Once we perform orientation predictions on all possible cell triplets, using their prediction scores, we construct the tree in a recursive fashion as follows. The recursive tree construction has the following three main steps. For ease of understanding, we say that a "leaf node (cell) 'x' separates first from a set of leaf nodes (cells) S in the final tree" to indicate that, in the final tree, there is a subtree that contains all remaining nodes in S except 'x'. That is, 'x' lies outside the subtree rooted at the least common ancestor of the remaining nodes in S.
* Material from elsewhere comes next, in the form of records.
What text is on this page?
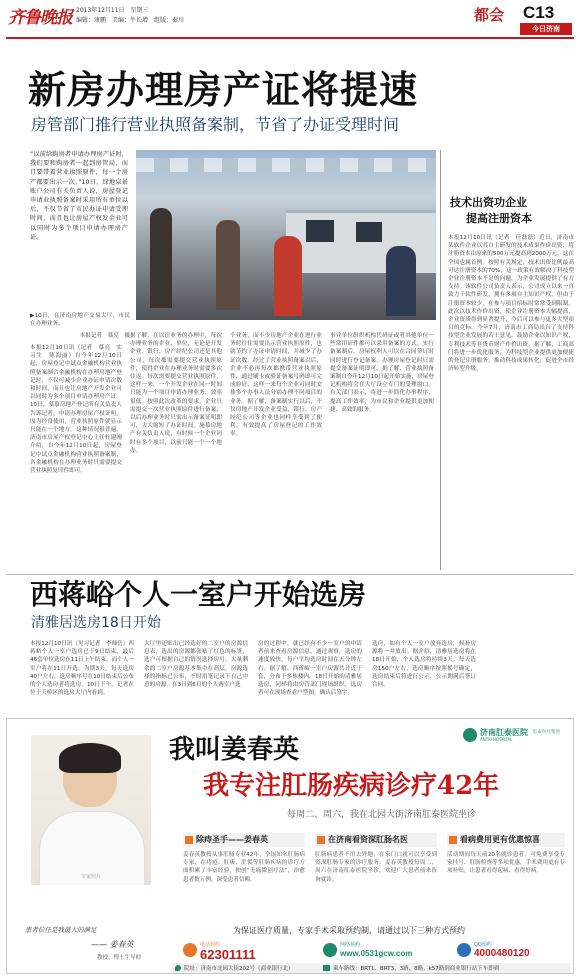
齐鲁晚报 2013年12月11日　星期三
编辑：康鹏　美编：牛长增　组版：秦川	都会 C13
今日济南
新房办理房产证将提速
房管部门推行营业执照备案制，节省了办证受理时间

“以前给购房者申请办理房产证时，我们要和购房者一起到房管局，而且要带着营业执照原件，每一个房产都要出示一次。”10日，绿地泉景账户公司有关负责人说，房屋登记申请业执照备案时采用所有单位以后，不仅节省了市民办证申请受理时间，而且也让房屋产权发金业可以同时为多个项目申请办理房产证。

▶10日，在济南房地产交易大厅，市民在办理业务。

本报记者　慕亮　摄

本报12月10日讯（记者　慕亮　实习生　陈海丽）自今年12月10日起，房屋登记中试点金融机构营业执照备案制合金融机构在办理房地产登记时，不仅可减少企业办证申请次数和时间，而且也让房地产开发企业可以同时为多个项目申请办理房产证。10日，慕慕房地产登记所有关负责人告诉记者，申请办理房屋产权证明，因为经常使用，营业执照原件就显示只能在一个地方。这种情况很普遍。济南市房屋产权登记中心主任杜建刚介绍，自今年12月10日起，房屋登记中试点金融机构营业执照备案制，各金融机构在办理业务时只需要提交营业执照复印件即可。

据了解，在以往业务的办理中，每次办理业务的企业、单位，无论是开发企业、银行、房产经纪公司还是其他公司，每次都需要提交营业执照原件，使得企业在办理业务时需要多次往返。每次需要提交营业执照原件，这样一来，一个开发企业在同一时间只能为一个项目申请办理业务，效率很低。按照此次改革的要求，企业只需提交一次营业执照原件进行备案，以后办理业务时只需出示备案证明即可，大大缩短了办证时间。施慕房地产有关负责人说，有时候一个企业同时有多个项目，以前只能一个一个地办。

个业务，而不少房地产企业在进行业务时往往需要出示营业执照原件，也就节约了办证申请时间，并减少了办证次数。经过了营业执照备案以后，企业不必再每次都携带营业执照原件，通过刷卡或验证备案号码即可完成验证，这样一来每个企业可同时安排多个办事人员分别办理不同项目的业务。据了解，备案制实行以后，不仅房地产开发企业受益，银行、房产经纪公司等企业也同样享受到了便利，有效提高了房屋登记的工作效率。

事业单位组织机构代码证或者其他单位一些常用证件都可以采用备案的方式。实行备案制后，房屋权利人可以在合同签订时同时进行登记备案，办理房屋登记时只需提交备案证明即可。据了解，营业执照备案制自今年12月10日起开始实施，房屋登记机构将会在大厅设立专门的受理窗口。有关部门表示，将进一步简化办事程序，提高工作效率，为市民和企业提供更加便捷、高效的服务。

技术出资功企业
提高注册资本

本报12月10日讯（记者　任磊磊）近日，济南市某软件企业以其自主研发的技术成果作价出资，将注册资本由原来的500万元提高到2000万元，这在全国也属首例。按照有关规定，技术出资比例最高可达注册资本的70%，这一政策有效解决了科技型企业注册资本不足的问题，为企业发展提供了有力支持。该软件公司负责人表示，公司成立以来一直致力于软件研发，拥有多项自主知识产权，但由于注册资本较少，在参与项目招标时常常受到限制。此次以技术作价出资，使企业注册资本大幅提高，企业资质得到显著提升，今后可以参与更多大型项目的竞标。今年7月，济南市工商局出台了支持科技型企业发展的若干意见，鼓励企业以知识产权、专利技术等非货币财产作价出资。据了解，工商部门将进一步优化服务，为科技型企业提供更加便捷的登记注册服务，推动科技成果转化，促进全市经济转型升级。

西蒋峪个人一室户开始选房
清雅居选房18日开始

本报12月10日讯（见习记者　李师岳）西蒋峪个人一室户选房已于9日结束，最后46套单位选房在11日上午结束。而个人一室户将在11日开选，为期3天，每天选房40户左右，选房顺序号在10日结束后公布的个人选房者将选房。10日下午，记者在位于天桥区的选房大厅内看到。

大厅里还贴出已经选好的二室户的房源信息表，选出的房源都张贴了红色的标签，选户可根据自己的情况选择房号，大量剩余的二室户房源基本集中在高层，房源选择的指标已公布，不时用笔记录下自己中意的房源。在3日到6日的个人两室户选

房的过程中，就已经有不少一室户的申请者前来查看房源信息，通过观察，选房的速度较快，每户平均选房时间在五分钟左右。据了解，西蒋峪一室户房源共计近千套，分布于多栋楼内。18日开始的清雅居选房，同样将由房管部门现场组织，选房者可在现场查看户型图，确认后签字。

选房，如有个人一室户放弃选房，候补房源将一并放出。据介绍，清雅居选房将在18日开始，个人选房将持续3天，每天选房150户左右，选房顺序按照摇号确定，选房结束后将进行公示，公示期满后签订合同。

济南肛泰医院
ANTAI HOSPITAL
肛泰医疗集团
我叫姜春英
我专注肛肠疾病诊疗42年
每周二、周六，我在北园大街济南肛泰医院坐诊
专家照片
患者信任是我最大的满足
—— 姜春英
教授、博士生导师
除痔圣手——姜春英

姜春英教授从事肛肠专业42年，全国知名肛肠病专家，在痔疮、肛瘘、肛裂等肛肠疾病的诊疗方面积累了丰富经验，独创“无痛微创疗法”，治愈患者数万例，深受患者信赖。

在济南看资深肛肠名医

肛肠病患者不用去外地，在家门口就可以享受到资深肛肠专家的诊疗服务。姜春英教授每周二、周六在济南肛泰医院坐诊，欢迎广大患者前来咨询就诊。

看病费用更有优惠惊喜

活动期间每天前20名就诊患者，可免费享受专家挂号、肛肠检查等多项优惠，手术费用更有专项补贴，让患者看得起病、看得好病。

为保证医疗质量，专家手术采取预约制，请通过以下三种方式预约
电话预约
62301111
网络预约
www.0531gcw.com
QQ预约
4000480120
院址：济南市北园大街202号（商业银行北）	乘车路线：BRT1、BRT3、3路、8路、k57路到商业银行站下车即到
  • Pivot selection: We scan the triplets and based on their prediction scores, we choose the most suitable triplet as the pivot. The pivot is then used to perform divide-and-conquer where tree constructions are performed recursively on parts of the original input. Let {a*, b, c} denote the final chosen triplet pivot. That is, 'a' separates first from {a, b, c} in the final tree.

  • Input splitting: Using the pivot {a*, b, c}, we split the input to create three different subproblems, namely T1, T2 and T3, which are then solved recursively. Both 'b' and 'c' are assigned to T1 and 'a' is assigned to T2. For each of the remaining input cell 'x', we perform the following. We inspect the triplet scores of the triplets involving 'x' and any two of {a, b, c}. Based on these, 'x' is assigned to either of T1, T2 or T3. Informally speaking, based on the relevant triplet scores, 'x' is assigned to T1 if 'a' separates first from {x, a, b, c} in the final tree, and 'x' is assigned to T2 if either 'b' or 'c' separates first from {x, a, b, c} in the final tree. Finally, 'x' is assigned to T3 if 'x' separates first from {x, a, b, c} in the final tree. Let the tree construction outputs also be denoted as T1, T2 and T3.

  • Joining subtrees T1, T2 and T3 to obtain the final tree: Tree construction is performed separately for T1, T2 and T3. After this, the resulting subtrees T1, T2, T3 are joined to obtained the final tree as follows. T1, and T2 are joined by a new ancestor to obtain an intermediate tree say TT. Joining of TT with T3 is done carefully by descending from the root of T3 downwards iteratively. Let 'y' be the current internal node of T3 which is being inspected. 'y' is initially the root of T3. We consider the triplet scores for triplets composed of a leaf node from TT and one leaf node each from the two subtrees rooted respectively at the two child nodes of 'y'. Based on these, either, a node split is performed at 'y' to join TT to T3, or, the scanning descends to either the left or the right child of 'y' in T3.